CyrusNajmabadi commented 1 year ago

a? b? c: d:

The code is incomplete and will be a failure to parse. Did you miss a e at the end? I'm not sure if there's an accidental omission or a purposeful one.

Assuming it's accidental, and you meant: a? b? c: d: e, then there is no ambiguity here (syntactic or otherwise).

Can you please clarify?

CyrusNajmabadi commented 1 year ago

and what does a < b < c < d do

Currently it is syntactically legal, and may have semantic meaning in esoteric cases. This proposal discusses giving it legal meaning in the case where it is illegal today.

Daynvheur commented 1 year ago

Random concerns:

CyrusNajmabadi commented 1 year ago

What would be the interest (if any) of a non- short-circuited version of this? (Making sure that a < b < c < d < e do evaluate the e part.)

My thought here is that this is shorthand for a < x && x < b. So it shoudl have the same shortcircuiting behavior.

Syntactic analysis simplifications: a < 3 < 1 could be simplified as a < 1? (a required to be less than 3 and less than 1 is satisfied with just a required to be less than 1.)

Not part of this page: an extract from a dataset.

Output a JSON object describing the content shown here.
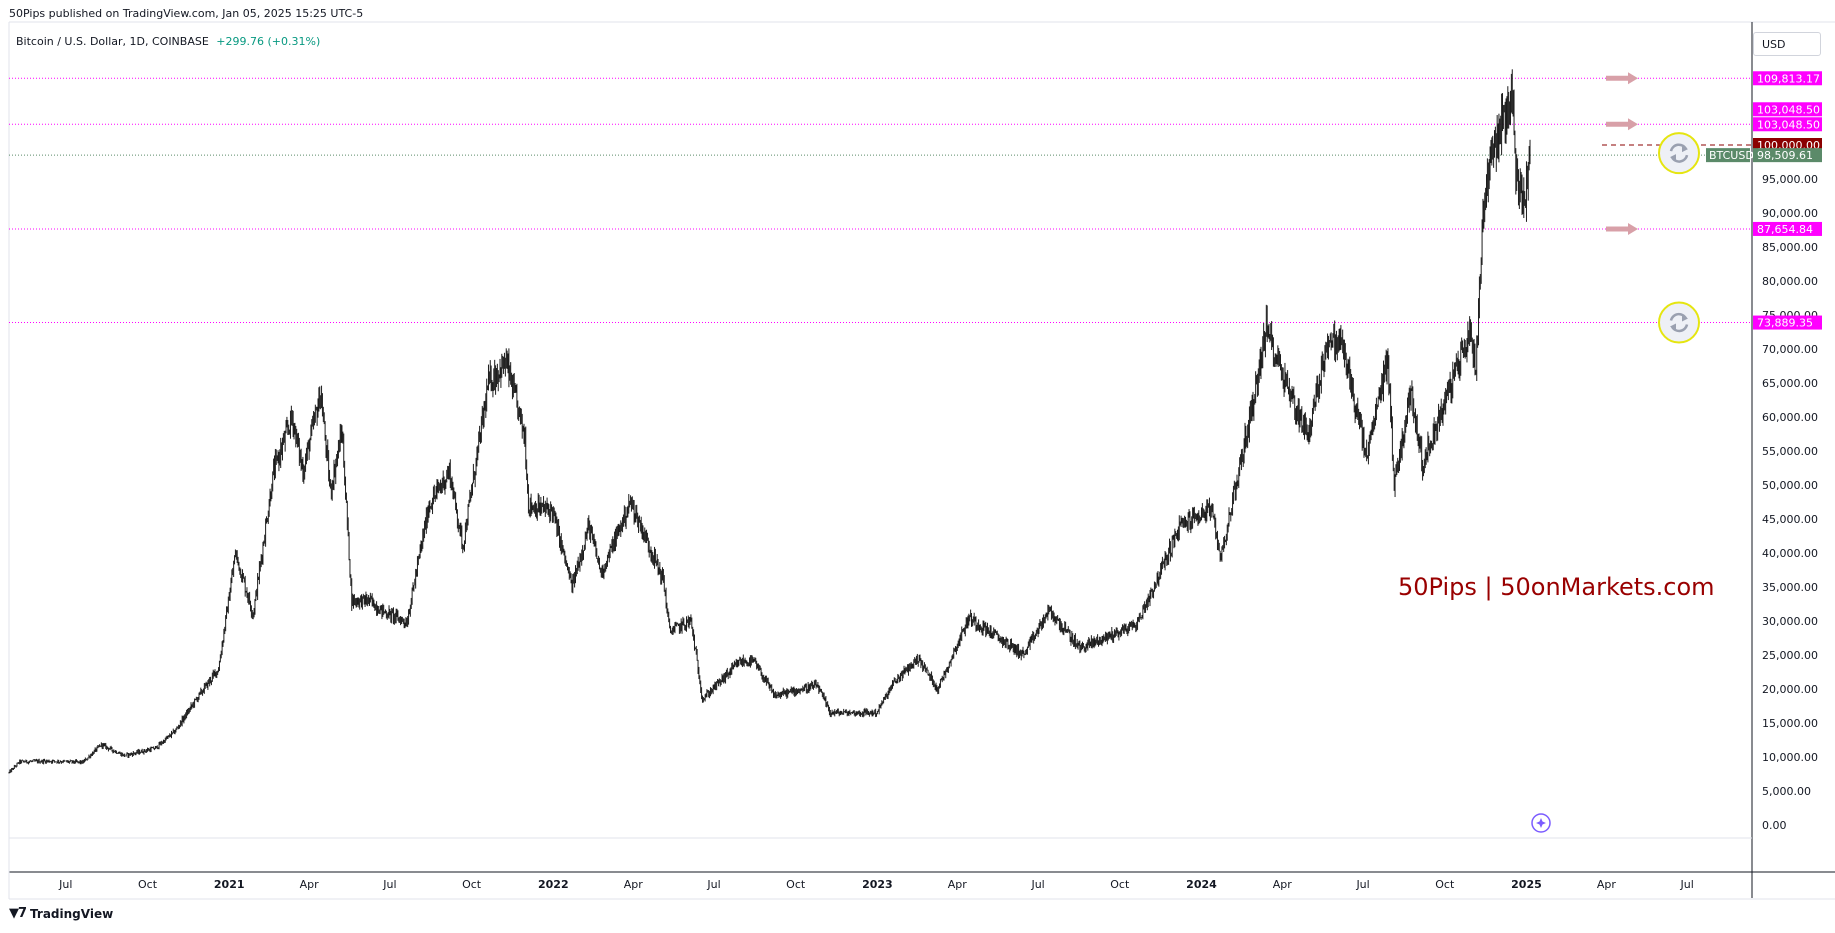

Looks like the space for an optimization pass, or an analyzer message. Not really in scope for the language itself.

Warn about impossible conditions:

That seems reasonable. We already do constant analysis and requisite flow control for similar htings today:

image

So this could similarly evaluate to always being false (if 'a' is an integer of course).

MgSam commented 5 months ago

C++ is also looking to add this; albeit with disallowing the potentially ambiguous forms like a < b > c. I think if C# adds this the ambiguous forms should also be disallowed; they add no benefit.